Here’s how proceeds from a best-selling hardback novel ($27.95) usually get divvyed up:

          The retailer:  45% ($12.58)
          The author: 15% ($4.19, from which the agent takes up to 15%, or 62 cents)
          The publisher: 13% ($3.55)
          Printing: 10% ($2.80)
          The wholesaler: 10% ($2.80)
          Marketing: 7% ($2)
(Source: Mental Floss Magazine)

Of course there’s a whole school of remoras nibbling in the slipstreams of the above profit-takerseditors, publicists, reviewers, website builders, media people, truckers, author’s psychiatrists.

Multiply the above numbers by half a million or sometimes several million copies and you can see that everybody involved does nicely.

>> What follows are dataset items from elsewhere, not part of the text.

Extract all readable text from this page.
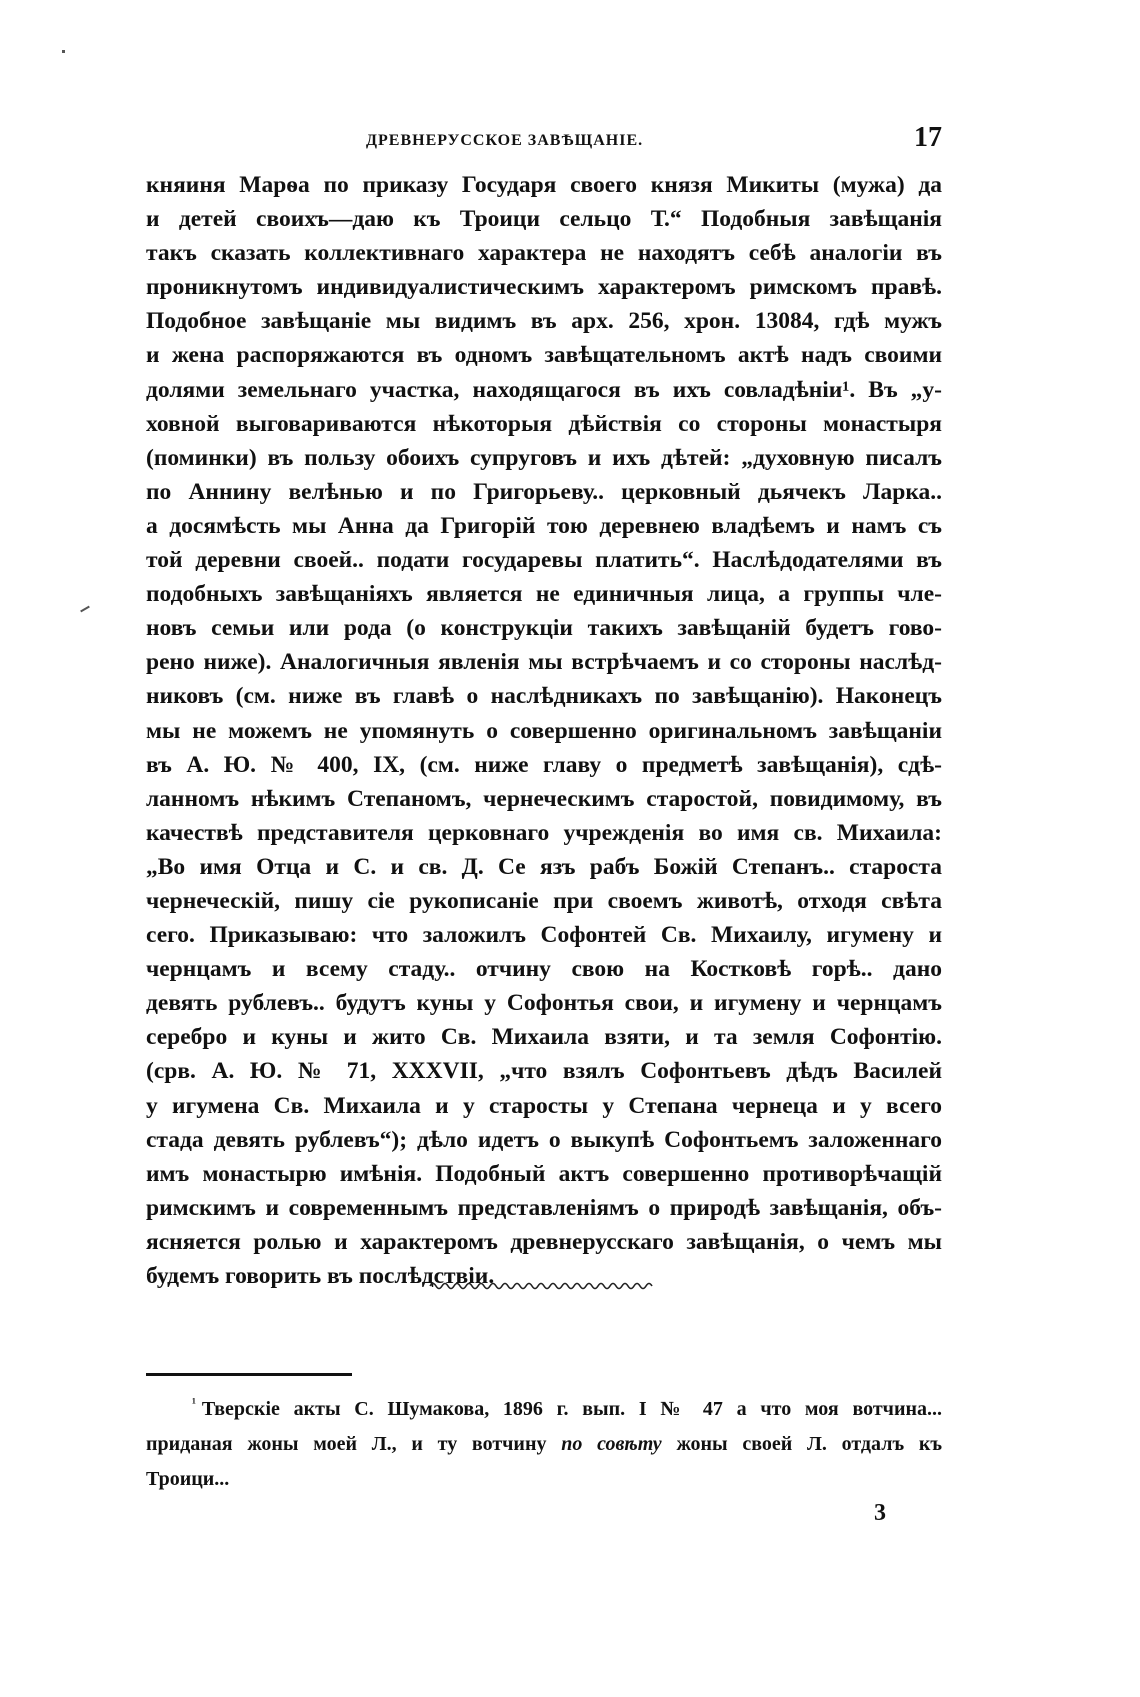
ДРЕВНЕРУССКОЕ ЗАВѢЩАНІЕ.	17
княиня Марѳа по приказу Государя своего князя Микиты (мужа) да
и детей своихъ—даю къ Троици сельцо Т.“ Подобныя завѣщанія
такъ сказать коллективнаго характера не находятъ себѣ аналогіи въ
проникнутомъ индивидуалистическимъ характеромъ римскомъ правѣ.
Подобное завѣщаніе мы видимъ въ арх. 256, хрон. 13084, гдѣ мужъ
и жена распоряжаются въ одномъ завѣщательномъ актѣ надъ своими
долями земельнаго участка, находящагося въ ихъ совладѣніи¹. Въ „у-
ховной выговариваются нѣкоторыя дѣйствія со стороны монастыря
(поминки) въ пользу обоихъ супруговъ и ихъ дѣтей: „духовную писалъ
по Аннину велѣнью и по Григорьеву.. церковный дьячекъ Ларка..
а досямѣсть мы Анна да Григорій тою деревнею владѣемъ и намъ съ
той деревни своей.. подати государевы платить“. Наслѣдодателями въ
подобныхъ завѣщаніяхъ является не единичныя лица, а группы чле-
новъ семьи или рода (о конструкціи такихъ завѣщаній будетъ гово-
рено ниже). Аналогичныя явленія мы встрѣчаемъ и со стороны наслѣд-
никовъ (см. ниже въ главѣ о наслѣдникахъ по завѣщанію). Наконецъ
мы не можемъ не упомянуть о совершенно оригинальномъ завѣщаніи
въ А. Ю. № 400, IX, (см. ниже главу о предметѣ завѣщанія), сдѣ-
ланномъ нѣкимъ Степаномъ, чернеческимъ старостой, повидимому, въ
качествѣ представителя церковнаго учрежденія во имя св. Михаила:
„Во имя Отца и С. и св. Д. Се язъ рабъ Божій Степанъ.. староста
чернеческій, пишу сіе рукописаніе при своемъ животѣ, отходя свѣта
сего. Приказываю: что заложилъ Софонтей Св. Михаилу, игумену и
чернцамъ и всему стаду.. отчину свою на Костковѣ горѣ.. дано
девять рублевъ.. будутъ куны у Софонтья свои, и игумену и чернцамъ
серебро и куны и жито Св. Михаила взяти, и та земля Софонтію.
(срв. А. Ю. № 71, XXXVII, „что взялъ Софонтьевъ дѣдъ Василей
у игумена Св. Михаила и у старосты у Степана чернеца и у всего
стада девять рублевъ“); дѣло идетъ о выкупѣ Софонтьемъ заложеннаго
имъ монастырю имѣнія. Подобный актъ совершенно противорѣчащій
римскимъ и современнымъ представленіямъ о природѣ завѣщанія, объ-
ясняется ролью и характеромъ древнерусскаго завѣщанія, о чемъ мы
будемъ говорить въ послѣдствіи.
$^{^1}$ Тверскіе акты С. Шумакова, 1896 г. вып. I № 47 а что моя вотчина...
приданая жоны моей Л., и ту вотчину по совѣту жоны своей Л. отдалъ къ
Троици...
3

But this is typical only for a top best-selling author with a shark for an agent.  Many little-known authors don't fare nearly as well.  

My first traditional advance/royalty contract granted me just 6% of gross, only after the entire advance amount initially given to me on signing was paid back, that is.  (That’s why it’s called an advance against royalties.)  At $6.99 for the mass-market paperback, that royalty amounted to only 42 cents per copy, less something called Reserve For Returns, an arbitrary amount the publisher holds back out of profits for possible returns of unsold copies.  Subsequent contracts for two more novels in the thriller series were a bit better, but did not promise me enough to buy a decent pre-owned kayak, much less make a down payment on a yacht.  The publisher, the wholesaler, and the retailers did modestly well on the three books.  Me, not so much, being at the absolute bottom of the contractual food chain, but that was to be expected, I suppose, considering I WAS ONLY THE GUY WHO WROTE THE DANGED THINGS.

Any worthwhile endeavor has a period of dues-paying.  For a struggling writer in the traditional publishing business, it’s quite literally the generous paying-out of dues to everybody involved.

Then, of course, I had to wait almost two years for that first book to see print, which is not uncommon.

It’s an interesting business.

Phil

p.s. No post last Monday because another captain and I were delivering a 53-foot Hatteras from Maryland to North Carolina.  While I don't make enough to buy a yacht, at least I can occasionally pretend what it would be like to own one.